To integrate the left side, we can use partial fraction decomposition:

$\frac{1}{P(11 - P)} = \frac{A}{P} + \frac{B}{11 - P}$

Solving for $A$ and $B$:

$1 = A(11 - P) + BP$

This simplifies to:

$1 = 11A - AP + BP$

Matching coefficients, we get:

$A + B = 0 \quad \text{and} \quad 11A = 1$

So, $A = \frac{1}{11}$ and $B = -\frac{1}{11}$. Therefore:

$\frac{1}{P(11 - P)} = \frac{1}{11} \left(\frac{1}{P} + \frac{1}{11 - P}\right)$

Now, integrate both sides:

$\frac{1}{11} \left(\ln |P| - \ln |11 - P|\right) = \frac{9}{1100} t + C$

Step 3: Simplify the equation

Simplify the equation by combining the logarithms:

$\frac{1}{11} \ln \left|\frac{P}{11 - P}\right| = \frac{9}{1100} t + C$

Multiply both sides by 11:

$\ln \left|\frac{P}{11 - P}\right| = \frac{99}{1100} t + 11C$

Let $K = e^{11C}$, so:

$\frac{P}{11 - P} = K e^{\frac{99}{1100} t}$

Step 4: Solve for P(t)

Now solve for $P$:

$P = \frac{11K e^{\frac{99}{1100} t}}{1 + K e^{\frac{99}{1100} t}}$

Use the initial condition $P(0) = 4$ to solve for $K$:

$4 = \frac{11K}{1 + K}$

This gives:

$4 + 4K = 11K \quad \Rightarrow \quad 4 = 7K \quad \Rightarrow \quad K = \frac{4}{7}$

Thus, the equation for $P(t)$ is:

$P(t) = \frac{\frac{44}{7} e^{\frac{99}{1100} t}}{1 + \frac{4}{7} e^{\frac{99}{1100} t}}$

Step 5: Find $P(79)$

Finally, plug in $t = 79$:

$P(79) = \frac{\frac{44}{7} e^{\frac{99}{1100} \times 79}}{1 + \frac{4}{7} e^{\frac{99}{1100} \times 79}}$

Calculate the exponential term and simplify to get the final value of $P(79)$.

Let's calculate this numerically.The population at $t = 79$ is approximately $P(79) \approx 10.98$.

Would you like any more details or explanations?

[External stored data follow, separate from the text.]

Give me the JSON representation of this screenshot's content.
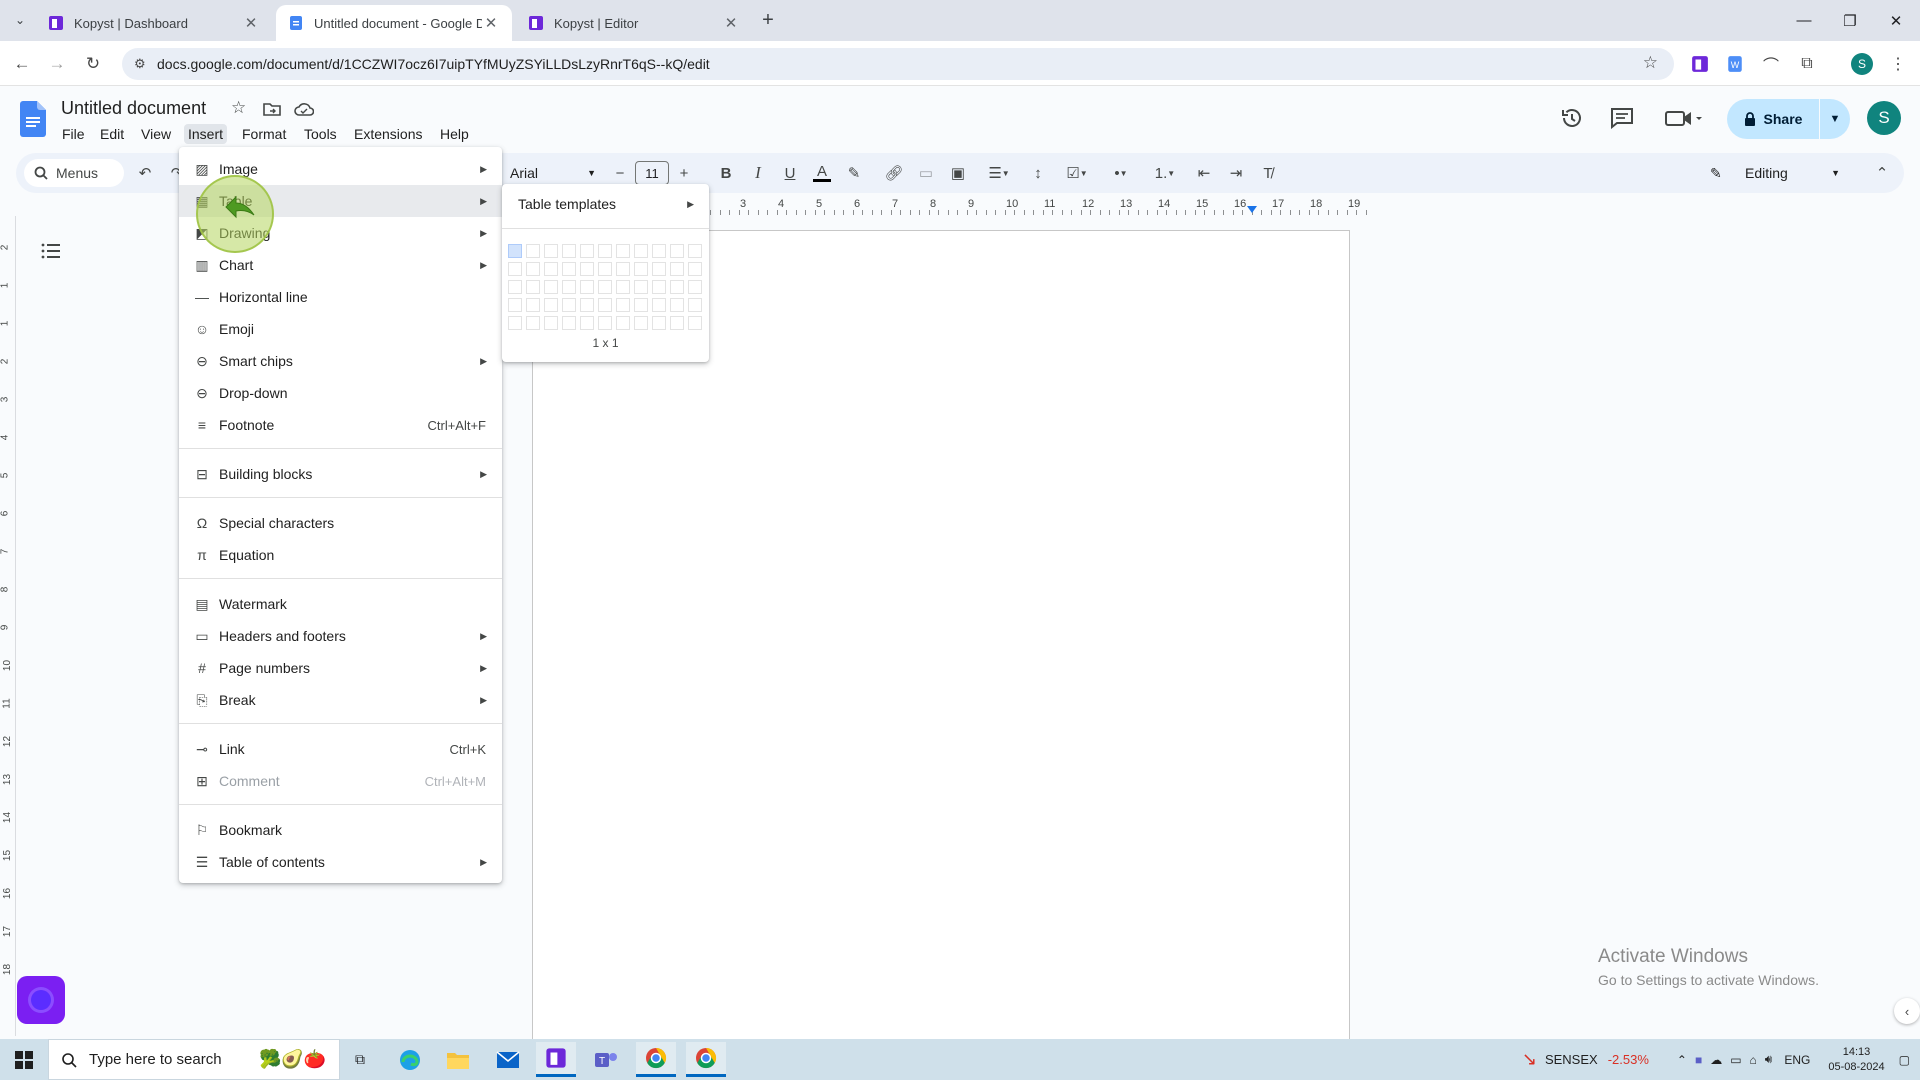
{
  "browser": {
    "tabs": [
      {
        "label": "Kopyst | Dashboard",
        "active": false
      },
      {
        "label": "Untitled document - Google Docs",
        "active": true
      },
      {
        "label": "Kopyst | Editor",
        "active": false
      }
    ],
    "url": "docs.google.com/document/d/1CCZWI7ocz6I7uipTYfMUyZSYiLLDsLzyRnrT6qS--kQ/edit",
    "profile_initial": "S"
  },
  "docs": {
    "title": "Untitled document",
    "menubar": [
      "File",
      "Edit",
      "View",
      "Insert",
      "Format",
      "Tools",
      "Extensions",
      "Help"
    ],
    "share_label": "Share",
    "avatar_initial": "S",
    "toolbar": {
      "menus_label": "Menus",
      "font": "Arial",
      "font_size": "11",
      "mode": "Editing"
    },
    "ruler_numbers": [
      "3",
      "4",
      "5",
      "6",
      "7",
      "8",
      "9",
      "10",
      "11",
      "12",
      "13",
      "14",
      "15",
      "16",
      "17",
      "18",
      "19"
    ],
    "vruler_numbers": [
      "2",
      "1",
      "1",
      "2",
      "3",
      "4",
      "5",
      "6",
      "7",
      "8",
      "9",
      "10",
      "11",
      "12",
      "13",
      "14",
      "15",
      "16",
      "17",
      "18"
    ]
  },
  "insert_menu": {
    "items": [
      {
        "label": "Image",
        "icon": "image-icon",
        "submenu": true
      },
      {
        "label": "Table",
        "icon": "table-icon",
        "submenu": true,
        "hover": true
      },
      {
        "label": "Drawing",
        "icon": "drawing-icon",
        "submenu": true
      },
      {
        "label": "Chart",
        "icon": "chart-icon",
        "submenu": true
      },
      {
        "label": "Horizontal line",
        "icon": "horizontal-line-icon"
      },
      {
        "label": "Emoji",
        "icon": "emoji-icon"
      },
      {
        "label": "Smart chips",
        "icon": "smart-chips-icon",
        "submenu": true
      },
      {
        "label": "Drop-down",
        "icon": "dropdown-icon"
      },
      {
        "label": "Footnote",
        "icon": "footnote-icon",
        "shortcut": "Ctrl+Alt+F"
      },
      {
        "separator": true
      },
      {
        "label": "Building blocks",
        "icon": "building-blocks-icon",
        "submenu": true
      },
      {
        "separator": true
      },
      {
        "label": "Special characters",
        "icon": "omega-icon"
      },
      {
        "label": "Equation",
        "icon": "pi-icon"
      },
      {
        "separator": true
      },
      {
        "label": "Watermark",
        "icon": "watermark-icon"
      },
      {
        "label": "Headers and footers",
        "icon": "headers-footers-icon",
        "submenu": true
      },
      {
        "label": "Page numbers",
        "icon": "hash-icon",
        "submenu": true
      },
      {
        "label": "Break",
        "icon": "break-icon",
        "submenu": true
      },
      {
        "separator": true
      },
      {
        "label": "Link",
        "icon": "link-icon",
        "shortcut": "Ctrl+K"
      },
      {
        "label": "Comment",
        "icon": "comment-icon",
        "shortcut": "Ctrl+Alt+M",
        "disabled": true
      },
      {
        "separator": true
      },
      {
        "label": "Bookmark",
        "icon": "bookmark-icon"
      },
      {
        "label": "Table of contents",
        "icon": "toc-icon",
        "submenu": true
      }
    ]
  },
  "table_submenu": {
    "templates_label": "Table templates",
    "grid_cols": 11,
    "grid_rows": 5,
    "selection_label": "1 x 1"
  },
  "watermark_text": {
    "line1": "Activate Windows",
    "line2": "Go to Settings to activate Windows."
  },
  "taskbar": {
    "search_placeholder": "Type here to search",
    "sensex_label": "SENSEX",
    "sensex_change": "-2.53%",
    "lang": "ENG",
    "time": "14:13",
    "date": "05-08-2024"
  },
  "colors": {
    "accent": "#0b57d0",
    "share_bg": "#c2e7ff",
    "sensex_negative": "#d93025"
  }
}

Here are some related questions you might be interested in:

1. How is the logistic model used in real-world population studies?
2. What assumptions are made in the logistic growth model?
3. How does the initial population affect the growth curve in logistic models?
4. Can the logistic growth model be applied to populations with carrying capacities that change over time?
5. What is the significance of the parameter $\frac{9}{1100}$ in this equation?
6. How would the solution change if the initial population $P(0)$ was different?
7. How does the carrying capacity influence the long-term behavior of the population?
8. What are some limitations of using the logistic growth model for predicting real populations?

Tip: When solving differential equations, always double-check the boundary conditions, as they determine the specific solution to the equation.